I believe every kid deserves a chance to realize that they’ve screwed up and to try to fix the problem. Wouldn’t we want the same chance ourselves?
This post really made me think, and realize that I would act differently in each of those situations you’ve described, Luann…and I see that I probably shouldn’t. In fact, just this last week I treated two students differently: one has been coming in every day after school to get help, but froze on a test so I let her retake. The other, a kid who “came down” to my class from AP (his own words), wanted to retake the test after school and I wouldn’t let him. Is it fair? I don’t know… I guess the key is this: I really know that girl who has been coming in after class, I understand her struggles, her home life. I didn’t take the time to do the same for the boy who “came down” from AP. Instead, I just made assumptions about him. Not good, and I’m not sure how to remedy it other than handle it differently next time.

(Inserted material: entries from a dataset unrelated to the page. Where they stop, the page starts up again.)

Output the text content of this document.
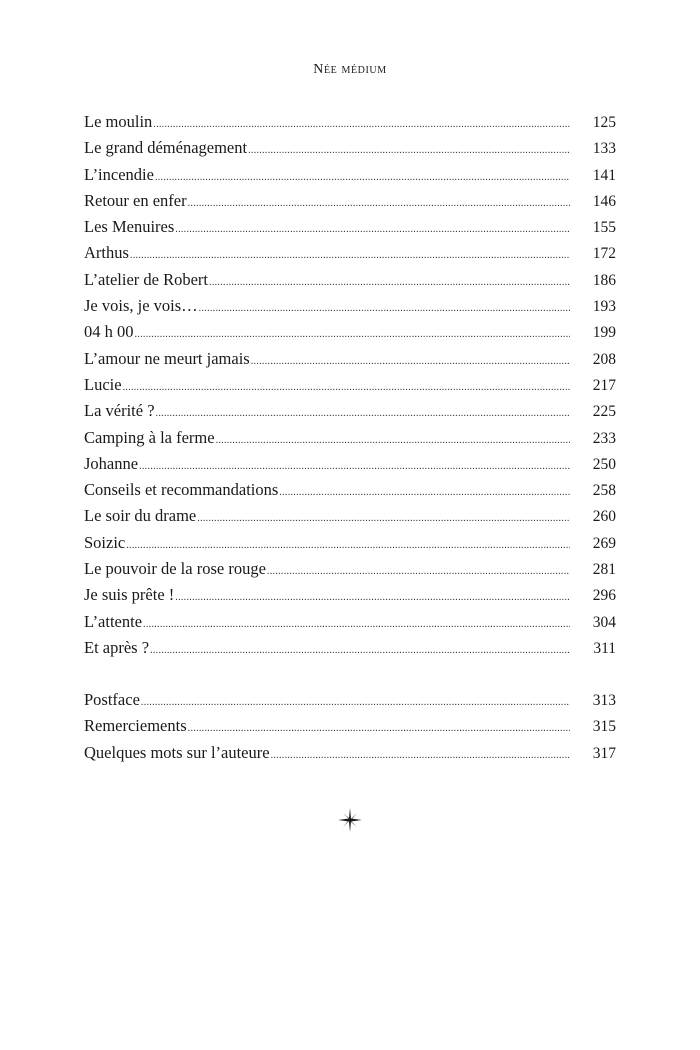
Née médium
Le moulin .....	125
Le grand déménagement .....	133
L’incendie .....	141
Retour en enfer .....	146
Les Menuires .....	155
Arthus .....	172
L’atelier de Robert .....	186
Je vois, je vois… .....	193
04 h 00 .....	199
L’amour ne meurt jamais .....	208
Lucie .....	217
La vérité ? .....	225
Camping à la ferme .....	233
Johanne .....	250
Conseils et recommandations .....	258
Le soir du drame .....	260
Soizic .....	269
Le pouvoir de la rose rouge .....	281
Je suis prête ! .....	296
L’attente .....	304
Et après ? .....	311
Postface .....	313
Remerciements .....	315
Quelques mots sur l’auteure .....	317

Those things happen in schools that are not Title I as well. I’ve had high achieving students ask for an extension on assignment for reasons like their mom got mad at their dad and set his car on fire and their backpack was inside, their mom was taken to a mental hospital last night and before the police arrived had held a loaded gun to student’s head for almost an hour, they missed school to take their dad to a mental hospital when he collapsed because the mom left him for another man, the student is receiving chemotherapy and her hair fell out last night, they are living in their car at Walmart with their brother because dad and mom split and neither new boyfriend/girlfriend wants them in the house, and the list goes on. It’s a fallacy that Title 1 kids are the only ones with serious problems, or that have enough money, food, and a place to live.
And note that those Kids are the ones who said, “I have an issue and need an extension.” They may not elaborate on the issue (and I don’t press), but they ask and deliver. A student once got a text message right before school about her mother’s arrest at their home (alcohol and drugs, repeated violation) and after a moment in the hall when she found out, and I asked how I could help and what she needed, she replied, “I need to go into class and do my lab,” and she did. This student has learned that she cannot control the others in her life, but that she can control her own success and that is her lifeline. Those students who don’t achieve are often not achieving because that is their choice. I want to figure out how to make them want to achieve and get out of their situations.
How do those students labeled in a Title I school as expected not to achieve get out of that situation? How do we help them to learn in order that they may do so?
I teach in a Title 1 school. I have had the situation listed above – only to find while they were in class, they were dealing with date rape or the rape by an uncle, death of a parent or sibling, being kicked out of the house by parents and grandparents, repeated emotional abuse – and it goes on and on.
And there are so many who will not tell you what is going on in their lives. Knowing this is the community, does that change your opinion?